Oman is planning to implement a personal income tax framework in the Sultanate.
According to the Oman News Agency, the Shura Council has moved the draft law of personal income tax to the State Council, suggesting that the introduction of the tax is gaining legislative momentum.
However, they are considering imposing a relatively low tax to remain a competitive destination for foreign business travellers.
If the decision gets approved, this will mean that personal income tax will be the first ever in the GCC region. As a result, it could have a major impact on high-earning foreign workers and wealthy Omani citizens. Many experts believe this may serve as a model for other GCC nations, encouraging them to consider similar tax reforms.
Thomas Vanhee, the founding partner of boutique tax advisory services firm Aurifer, believes that "the likelihood of the legislation being enacted is high. The Council of State would normally only make technical comments on the legislation."

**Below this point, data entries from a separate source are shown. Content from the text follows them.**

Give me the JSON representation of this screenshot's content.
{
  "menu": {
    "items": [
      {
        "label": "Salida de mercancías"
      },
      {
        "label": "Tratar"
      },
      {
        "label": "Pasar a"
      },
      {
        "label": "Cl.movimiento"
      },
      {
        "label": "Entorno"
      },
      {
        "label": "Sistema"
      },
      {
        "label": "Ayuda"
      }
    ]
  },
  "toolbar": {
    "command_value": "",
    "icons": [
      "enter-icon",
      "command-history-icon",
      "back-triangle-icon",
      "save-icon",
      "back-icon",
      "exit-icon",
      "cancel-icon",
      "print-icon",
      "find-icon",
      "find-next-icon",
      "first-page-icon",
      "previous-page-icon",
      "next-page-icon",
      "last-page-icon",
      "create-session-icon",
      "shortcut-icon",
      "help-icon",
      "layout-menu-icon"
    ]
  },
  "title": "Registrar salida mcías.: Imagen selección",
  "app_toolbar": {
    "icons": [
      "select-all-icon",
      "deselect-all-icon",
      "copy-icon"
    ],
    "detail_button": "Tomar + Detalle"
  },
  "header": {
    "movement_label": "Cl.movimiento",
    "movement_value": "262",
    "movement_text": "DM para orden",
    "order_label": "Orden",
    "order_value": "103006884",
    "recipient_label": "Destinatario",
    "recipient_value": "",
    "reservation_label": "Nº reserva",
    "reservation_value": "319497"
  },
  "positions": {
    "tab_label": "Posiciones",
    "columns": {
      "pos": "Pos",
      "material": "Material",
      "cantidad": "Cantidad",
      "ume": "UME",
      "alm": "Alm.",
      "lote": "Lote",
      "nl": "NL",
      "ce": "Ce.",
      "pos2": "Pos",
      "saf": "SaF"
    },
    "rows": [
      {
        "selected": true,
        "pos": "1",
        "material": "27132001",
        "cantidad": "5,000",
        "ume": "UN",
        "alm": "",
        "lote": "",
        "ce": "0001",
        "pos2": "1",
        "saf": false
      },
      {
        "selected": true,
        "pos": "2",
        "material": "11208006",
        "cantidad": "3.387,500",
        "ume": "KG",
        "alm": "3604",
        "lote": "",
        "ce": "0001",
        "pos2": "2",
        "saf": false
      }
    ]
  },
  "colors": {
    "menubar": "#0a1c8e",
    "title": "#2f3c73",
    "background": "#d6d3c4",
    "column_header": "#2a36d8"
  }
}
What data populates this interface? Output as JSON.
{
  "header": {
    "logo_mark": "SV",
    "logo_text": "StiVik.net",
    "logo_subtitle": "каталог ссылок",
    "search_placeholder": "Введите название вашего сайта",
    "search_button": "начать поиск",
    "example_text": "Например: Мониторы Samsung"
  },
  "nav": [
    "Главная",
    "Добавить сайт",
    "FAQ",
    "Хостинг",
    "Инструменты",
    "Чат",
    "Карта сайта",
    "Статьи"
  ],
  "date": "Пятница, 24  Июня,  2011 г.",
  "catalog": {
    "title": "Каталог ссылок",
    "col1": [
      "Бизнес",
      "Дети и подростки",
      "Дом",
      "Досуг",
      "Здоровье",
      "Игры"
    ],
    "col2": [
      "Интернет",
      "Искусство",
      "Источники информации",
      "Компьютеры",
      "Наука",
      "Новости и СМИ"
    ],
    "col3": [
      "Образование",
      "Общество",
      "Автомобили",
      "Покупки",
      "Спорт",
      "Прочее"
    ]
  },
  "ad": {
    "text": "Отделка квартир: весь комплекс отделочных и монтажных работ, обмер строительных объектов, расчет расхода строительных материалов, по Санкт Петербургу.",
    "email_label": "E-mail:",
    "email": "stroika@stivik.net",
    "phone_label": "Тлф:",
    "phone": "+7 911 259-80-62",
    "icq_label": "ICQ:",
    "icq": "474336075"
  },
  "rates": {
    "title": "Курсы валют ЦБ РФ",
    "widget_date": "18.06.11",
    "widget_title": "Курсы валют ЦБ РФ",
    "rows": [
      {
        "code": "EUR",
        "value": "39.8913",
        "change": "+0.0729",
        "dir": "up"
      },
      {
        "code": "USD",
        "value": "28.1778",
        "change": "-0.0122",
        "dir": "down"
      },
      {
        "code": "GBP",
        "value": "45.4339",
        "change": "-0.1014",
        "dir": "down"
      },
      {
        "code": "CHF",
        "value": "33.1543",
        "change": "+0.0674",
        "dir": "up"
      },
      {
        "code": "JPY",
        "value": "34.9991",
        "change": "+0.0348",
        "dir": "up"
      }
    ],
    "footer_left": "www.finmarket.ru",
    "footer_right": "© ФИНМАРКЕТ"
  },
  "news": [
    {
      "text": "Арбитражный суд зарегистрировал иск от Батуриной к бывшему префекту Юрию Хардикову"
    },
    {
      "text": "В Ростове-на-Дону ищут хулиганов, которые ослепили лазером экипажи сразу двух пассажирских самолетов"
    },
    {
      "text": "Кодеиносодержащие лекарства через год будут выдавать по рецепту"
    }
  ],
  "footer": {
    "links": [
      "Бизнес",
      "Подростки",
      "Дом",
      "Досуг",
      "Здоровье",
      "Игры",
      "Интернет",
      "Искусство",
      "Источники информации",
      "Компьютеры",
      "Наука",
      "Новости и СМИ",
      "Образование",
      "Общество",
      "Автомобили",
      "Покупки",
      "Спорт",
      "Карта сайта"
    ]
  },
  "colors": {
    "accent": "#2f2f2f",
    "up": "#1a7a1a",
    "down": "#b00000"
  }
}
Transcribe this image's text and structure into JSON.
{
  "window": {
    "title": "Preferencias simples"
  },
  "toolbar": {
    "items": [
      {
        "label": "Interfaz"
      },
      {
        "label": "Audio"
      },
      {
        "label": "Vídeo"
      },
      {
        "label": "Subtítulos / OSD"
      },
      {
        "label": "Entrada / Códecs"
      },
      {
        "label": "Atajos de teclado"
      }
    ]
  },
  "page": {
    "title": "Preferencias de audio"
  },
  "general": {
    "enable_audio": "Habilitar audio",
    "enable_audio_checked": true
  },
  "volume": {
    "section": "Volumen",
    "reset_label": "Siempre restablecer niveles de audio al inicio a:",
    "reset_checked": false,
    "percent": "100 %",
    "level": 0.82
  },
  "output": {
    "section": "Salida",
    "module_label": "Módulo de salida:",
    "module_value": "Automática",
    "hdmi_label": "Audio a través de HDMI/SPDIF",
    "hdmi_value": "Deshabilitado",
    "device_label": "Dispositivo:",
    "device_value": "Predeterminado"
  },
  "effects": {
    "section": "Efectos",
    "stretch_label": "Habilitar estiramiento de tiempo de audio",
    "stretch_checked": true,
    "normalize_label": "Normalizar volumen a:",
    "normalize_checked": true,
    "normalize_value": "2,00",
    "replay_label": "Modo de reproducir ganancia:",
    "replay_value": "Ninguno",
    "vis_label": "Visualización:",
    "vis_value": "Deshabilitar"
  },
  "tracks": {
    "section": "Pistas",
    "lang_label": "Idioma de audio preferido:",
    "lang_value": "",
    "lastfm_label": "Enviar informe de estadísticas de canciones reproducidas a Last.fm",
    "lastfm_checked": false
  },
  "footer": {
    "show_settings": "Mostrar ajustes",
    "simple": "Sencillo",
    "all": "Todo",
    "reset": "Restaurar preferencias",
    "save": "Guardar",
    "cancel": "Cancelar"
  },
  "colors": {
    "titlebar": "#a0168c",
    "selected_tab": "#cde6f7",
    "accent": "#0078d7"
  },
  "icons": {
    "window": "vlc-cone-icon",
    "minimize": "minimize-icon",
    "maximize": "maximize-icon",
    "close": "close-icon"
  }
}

The initial draft was introduced back in 2022 and was aimed at targeting high-income earners.
The proposed plan is to tax citizens on net global income above $1 million and foreign nationals on Oman-sourced income above $ 100,000 respectively.
Moreover, the expected tax rates range between 5% and 9% for foreign nationals, and a flat rate of 5% for Omanis above the specified threshold, though the exact rates and further details are yet to be finalised.